En Castilla reinó, después de Fernando, Alfonso X el Sabio. Su reinado fue harto desgraciado
por las guerras que se suscitaron entre los miembros de la casa real, pero fue particularmente
brillante en otros aspectos. El apelativo con que se conoció al rey no se debió sólo al interés que
por los estudios demostró él mismo, sino también a la preocupación general que se mostró por
ellos, y que el monarca estimuló decididamente. De esta época es la redacción de la Crónica
General, las Siete Partidas y algunas otras obras importantes en las que colaboró el propio rey.
El código de las Siete Partidas no llegó a tener absoluta vigencia, pero sus principios
influyeron mucho en el desarrollo político y jurídico de España; se trasunta en él una
tendencia a restaurar los principios del derecho romano, tendencia generalizada por entonces
en Europa y que recibía el apoyo de los reyes porque contribuían a afirmar su poder.

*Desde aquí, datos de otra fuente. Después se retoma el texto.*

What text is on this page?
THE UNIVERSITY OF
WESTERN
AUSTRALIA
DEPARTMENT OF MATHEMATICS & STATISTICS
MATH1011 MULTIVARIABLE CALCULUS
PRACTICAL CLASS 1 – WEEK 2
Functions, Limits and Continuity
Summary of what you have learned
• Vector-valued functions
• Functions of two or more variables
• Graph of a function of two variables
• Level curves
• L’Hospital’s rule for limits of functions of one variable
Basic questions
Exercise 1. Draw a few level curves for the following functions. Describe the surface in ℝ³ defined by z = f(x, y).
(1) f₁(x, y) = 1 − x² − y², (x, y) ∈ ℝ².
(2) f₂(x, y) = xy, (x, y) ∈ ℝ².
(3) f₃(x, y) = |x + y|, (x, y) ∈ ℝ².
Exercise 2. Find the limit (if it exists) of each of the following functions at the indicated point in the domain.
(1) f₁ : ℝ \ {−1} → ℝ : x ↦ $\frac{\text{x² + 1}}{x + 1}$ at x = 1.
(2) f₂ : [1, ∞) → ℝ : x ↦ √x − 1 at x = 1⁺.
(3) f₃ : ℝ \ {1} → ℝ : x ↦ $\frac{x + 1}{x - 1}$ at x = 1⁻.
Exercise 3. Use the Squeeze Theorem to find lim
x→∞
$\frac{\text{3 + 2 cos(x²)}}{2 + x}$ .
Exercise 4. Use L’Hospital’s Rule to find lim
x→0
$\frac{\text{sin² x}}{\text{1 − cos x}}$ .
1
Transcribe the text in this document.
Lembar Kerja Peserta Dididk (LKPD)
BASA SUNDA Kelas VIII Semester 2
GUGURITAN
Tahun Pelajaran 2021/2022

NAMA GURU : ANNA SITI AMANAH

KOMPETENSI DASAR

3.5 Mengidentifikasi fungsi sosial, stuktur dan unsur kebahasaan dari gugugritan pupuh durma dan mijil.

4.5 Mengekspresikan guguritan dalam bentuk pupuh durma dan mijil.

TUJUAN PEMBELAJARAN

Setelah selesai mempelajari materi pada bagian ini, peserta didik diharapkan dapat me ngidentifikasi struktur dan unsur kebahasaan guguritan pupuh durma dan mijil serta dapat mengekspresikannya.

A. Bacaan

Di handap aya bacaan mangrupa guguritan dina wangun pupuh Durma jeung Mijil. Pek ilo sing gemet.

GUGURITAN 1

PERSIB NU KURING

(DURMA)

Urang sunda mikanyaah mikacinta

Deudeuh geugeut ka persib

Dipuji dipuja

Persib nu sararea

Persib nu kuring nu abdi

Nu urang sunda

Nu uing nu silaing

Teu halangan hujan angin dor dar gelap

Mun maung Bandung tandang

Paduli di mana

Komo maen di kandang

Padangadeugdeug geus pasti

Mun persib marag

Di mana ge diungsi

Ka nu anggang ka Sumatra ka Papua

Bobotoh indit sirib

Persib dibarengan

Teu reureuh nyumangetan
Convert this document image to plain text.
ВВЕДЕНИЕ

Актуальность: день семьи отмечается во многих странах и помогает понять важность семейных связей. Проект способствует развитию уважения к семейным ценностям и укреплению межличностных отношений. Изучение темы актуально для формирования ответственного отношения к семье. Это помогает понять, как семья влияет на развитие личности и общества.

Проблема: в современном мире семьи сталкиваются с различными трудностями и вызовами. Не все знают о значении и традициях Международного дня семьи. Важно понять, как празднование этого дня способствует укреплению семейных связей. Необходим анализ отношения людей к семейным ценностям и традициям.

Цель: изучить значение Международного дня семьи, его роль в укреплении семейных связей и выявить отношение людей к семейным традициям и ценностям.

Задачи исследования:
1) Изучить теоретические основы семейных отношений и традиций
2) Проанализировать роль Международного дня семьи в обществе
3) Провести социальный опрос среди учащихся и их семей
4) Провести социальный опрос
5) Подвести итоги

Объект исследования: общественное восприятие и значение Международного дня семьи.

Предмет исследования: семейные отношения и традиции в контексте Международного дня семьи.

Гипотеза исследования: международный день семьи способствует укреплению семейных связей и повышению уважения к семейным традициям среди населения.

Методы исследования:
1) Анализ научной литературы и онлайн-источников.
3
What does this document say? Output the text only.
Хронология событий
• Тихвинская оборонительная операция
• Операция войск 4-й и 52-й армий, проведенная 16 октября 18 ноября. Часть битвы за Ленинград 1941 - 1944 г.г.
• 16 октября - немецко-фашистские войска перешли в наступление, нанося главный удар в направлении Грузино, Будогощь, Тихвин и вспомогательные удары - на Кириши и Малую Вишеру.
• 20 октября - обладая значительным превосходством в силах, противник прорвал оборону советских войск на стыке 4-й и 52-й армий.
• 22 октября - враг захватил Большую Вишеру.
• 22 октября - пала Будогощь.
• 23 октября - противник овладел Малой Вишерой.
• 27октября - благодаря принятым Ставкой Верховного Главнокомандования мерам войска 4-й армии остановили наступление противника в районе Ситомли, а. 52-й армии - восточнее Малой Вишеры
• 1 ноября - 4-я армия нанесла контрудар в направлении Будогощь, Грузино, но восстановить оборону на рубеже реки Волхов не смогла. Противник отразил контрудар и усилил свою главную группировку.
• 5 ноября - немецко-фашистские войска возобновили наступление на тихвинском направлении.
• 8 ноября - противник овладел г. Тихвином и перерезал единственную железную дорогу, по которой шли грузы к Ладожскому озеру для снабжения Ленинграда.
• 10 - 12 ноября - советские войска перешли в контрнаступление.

Alfonso
el Sabio, en efecto, procuró estimular el desarrollo de la burguesía de las ciudades, y dio
marcada importancia a las cortes, en las que se reunían representantes de todos los grupos
sociales del reino, pero su afán era consolidar su propio poder; sólo las necesidades de la
reconquista y la defensa de las posiciones avanzadas permitieron a los señores feudales de
España mantener sus derechos y privilegios.
Si en Castilla lograron los señores defender sus derechos, no tuvieron menos éxito en Aragón,
donde consiguieron, en 1283, que el rey Pedro III reconociera la validez del Privilegio General
que le impusieron, por el cual se limitaban los derechos reales y se sancionaban los que
correspondían a los señores; sin embargo, la burguesía aragonesa se afirmaba poco a poco,
gracias a los espléndidos resultados de su acción comercial en el Mediterráneo, y paso a paso
conseguiría afirmar su posición social.
ALFONSO VIII Y LA REINA DE CASTILLA LEONOR. Una miniatura del Cartulario de Uclés
muestra las imágenes de los reyes como protectores de la Orden de Santiago. Obsérvese el
signo de Cristo y la inicial del texto.